The firm, through its vision and mission statement, guarantees consumers about how the firm will meet their preferences. Consumers are also assured of stability in prices; adoption of advanced technology will help in regulating and setting prices competitively. Referring to employees, the firm, pledges to reward any exceptional quality of output, which can influence the productivity of the firm to realize its targets. Employees are also assured of job security, training and development programs, which has seen the firm improve its efficiency. In addition, the entire community is guaranteed that the firm will always take part in maintaining high standards of ethics and support cultures of different people across the world.
How each category of stakeholders’ impact on the performance of ExxonMobil
In maintaining the preferences of consumers in terms of price and quality, the firm has over the past, realized an increasing curve in its profitability due to increased sales despite economic crunches. As many firms have a culture of retrenching their employees, workers in such firms have no driving force to work; hence, no innovation. Unlike in such firms, ExxonMobil has always retained its workers, rewarded innovative and creative “brains,” which has seen it adopt the use of modern technology that has been behind cost reduction (Weijermars, 2011). The assurance given to the community, about maintenance of ethics and participation in corporate social responsibilities has helped in improving the brand image expand its operations across the world.
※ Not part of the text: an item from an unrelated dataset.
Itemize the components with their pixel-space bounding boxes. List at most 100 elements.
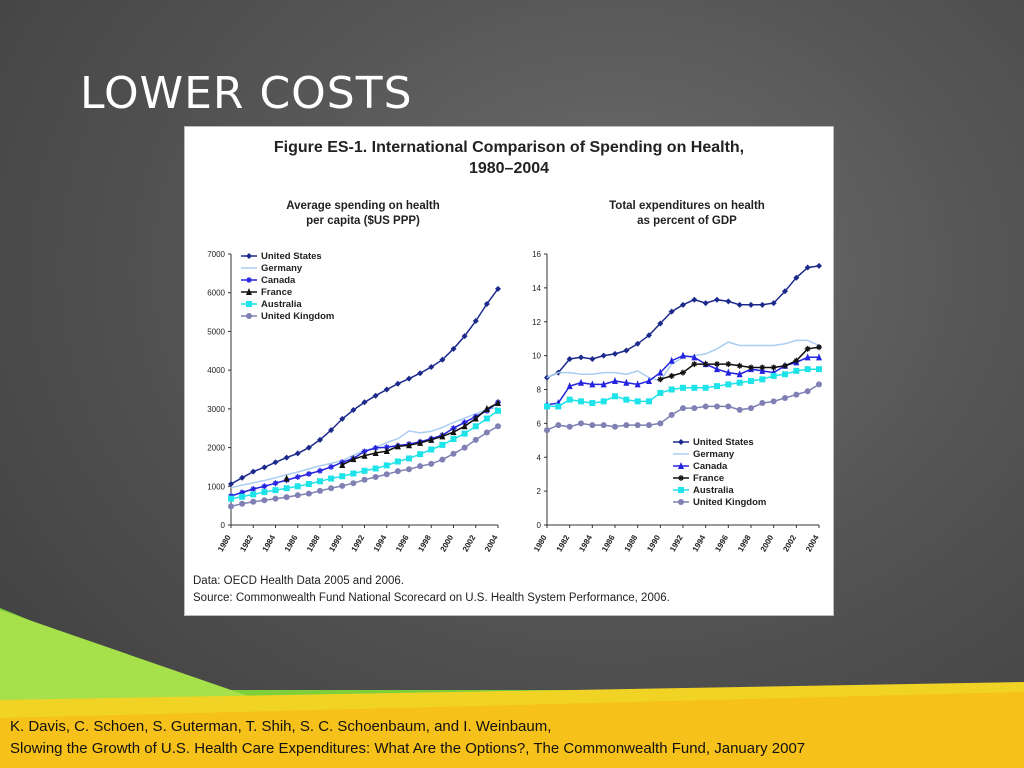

Hewlett, P. (2007). The Lamb: Essential 2- ExxonMobil. Retrieved on 13th October from: https://www.exxonmobil.com/corporate/files//lamp_vol89_no1.pdf
Hitt, M., Ireland, D., & Hoskisson, R. (2000). 1. Strategic Management and Strategic Competitiveness (pp. 1-32). Mason, Ohio: South-Western College Publishing.
Tillerson, R. (Director) (2011, January 6). Meeting energy challenges with oil and gas technologies. ExxonMobil Speches. Lecture conducted from ExxonMobil Corporation, Austin, Texas.
Weijermars, R. (2011). Building corporate IQ moving the energy business from smart to genius : executive guide to preventing costly crises. London: Springer.